Georges Seurat was born on December 2, 1859, in Paris. In 1875 he attended the municipal school of sculptor Justin Lequien. From March 1878 to November 1879, he was enrolled in the Ecole des Beaux-Arts. After a year of military service on the Breton coast, Seurat returned to Paris. From the late 1870s, his interest in current scientific theories about color perception and chromatics grew, and by 1881, he had studied Principles of Harmony and Contrast of Colors (1839) by Michel-Eugène Chevreul and treatises by Charles Blank, Thomas Couture, Ogden N. Rood, and David Sutter.
A portrait drawing by Seurat was selected for the 1883 Salon. In 1884 after being rejected by the Salon, he, with Henri-Edmond Cross, Maximilian Luce, Odilon Redon, and Paul Signac, founded the Salon des Indépendants. With Cross and Signac, Seurat developed Divisionism (the term he preferred to Pointilism), breaking down colors into their constituent hues and applying them side by side on canvas. In Seurat's method, which he also called peinture optique, colors placed next to each other were intended to mix in the eye of the viewer and approximate the quality of natural light. In 1886, Seurat met mathematician and scientist Charles Henry. Vocal in his ideas about the interconnections between aesthetics and science, Henry influenced Seurat’s desire to logically control color and space and his later attempts to find methodical, scientific means of composition.
In addition to numerous smaller works, Seurat created seven major paintings, the best-known of which is perhaps Sunday Afternoon on the Island of the Grande Jatte (1884—86, Art Institute of Chicago) first exhibited in the Eighth Impressionist Exhibition in 1886. Throughout the late 1880s, he summered on the Channel coast, working outdoors from the landscape and following the example of Impressionism [more] in selecting his subject matter. In the late 1880s, he expanded his depictions of bourgeois Parisian life to include scenes of circuses and cabarets.

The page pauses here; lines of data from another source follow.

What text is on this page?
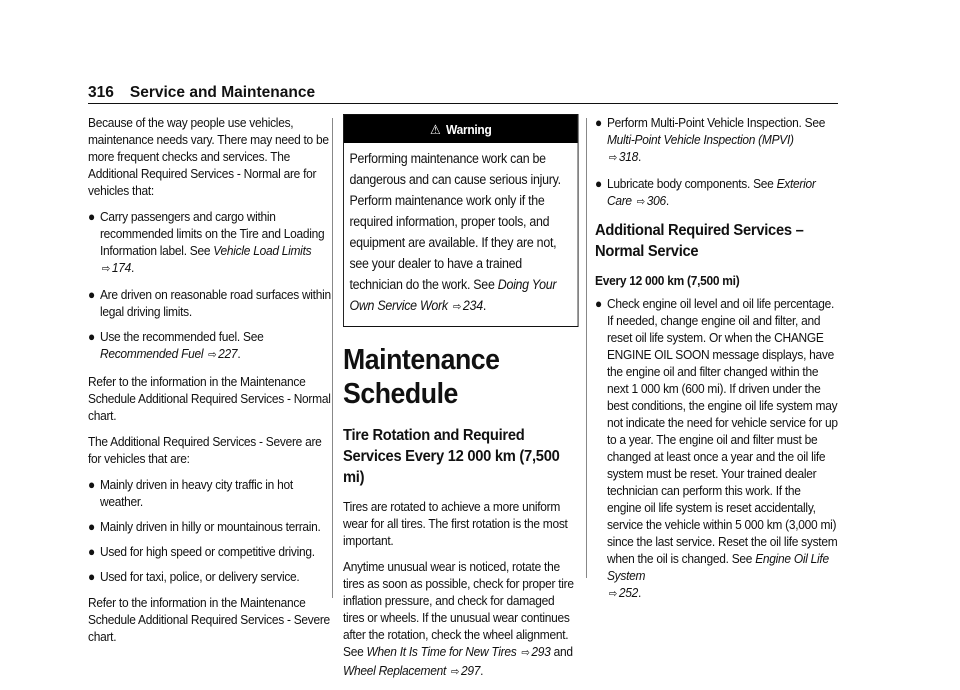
316 Service and Maintenance

Because of the way people use vehicles, maintenance needs vary. There may need to be more frequent checks and services. The Additional Required Services - Normal are for vehicles that:

● Carry passengers and cargo within recommended limits on the Tire and Loading Information label. See Vehicle Load Limits ⇨ 174.
● Are driven on reasonable road surfaces within legal driving limits.
● Use the recommended fuel. See
Recommended Fuel ⇨ 227.

Refer to the information in the Maintenance Schedule Additional Required Services - Normal chart.

The Additional Required Services - Severe are for vehicles that are:

● Mainly driven in heavy city traffic in hot weather.
● Mainly driven in hilly or mountainous terrain.
● Used for high speed or competitive driving.
● Used for taxi, police, or delivery service.

Refer to the information in the Maintenance Schedule Additional Required Services - Severe chart.

⚠ Warning
Performing maintenance work can be dangerous and can cause serious injury. Perform maintenance work only if the required information, proper tools, and equipment are available. If they are not, see your dealer to have a trained technician do the work. See Doing Your Own Service Work ⇨ 234.
Maintenance Schedule
Tire Rotation and Required Services Every 12 000 km (7,500 mi)

Tires are rotated to achieve a more uniform wear for all tires. The first rotation is the most important.

Anytime unusual wear is noticed, rotate the tires as soon as possible, check for proper tire inflation pressure, and check for damaged tires or wheels. If the unusual wear continues after the rotation, check the wheel alignment. See When It Is Time for New Tires ⇨ 293 and
Wheel Replacement ⇨ 297.

● Perform Multi-Point Vehicle Inspection. See Multi-Point Vehicle Inspection (MPVI)
⇨ 318.
● Lubricate body components. See Exterior Care ⇨ 306.
Additional Required Services – Normal Service
Every 12 000 km (7,500 mi)
● Check engine oil level and oil life percentage. If needed, change engine oil and filter, and reset oil life system. Or when the CHANGE ENGINE OIL SOON message displays, have the engine oil and filter changed within the next 1 000 km (600 mi). If driven under the best conditions, the engine oil life system may not indicate the need for vehicle service for up to a year. The engine oil and filter must be changed at least once a year and the oil life system must be reset. Your trained dealer technician can perform this work. If the engine oil life system is reset accidentally, service the vehicle within 5 000 km (3,000 mi) since the last service. Reset the oil life system when the oil is changed. See Engine Oil Life System
⇨ 252.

Shortly after installing the 1891 Salon des Indépendants, Seurat took ill. He died on March 29 in Paris, after a brief bout with pneumonia or meningitis. At his parents' request, the contents of Seurat's studio were classified and, after a proposed gift to the Louvre was refused, dispersed among Madeleine Knobloch (his common-law wife) and several of Seurat's followers.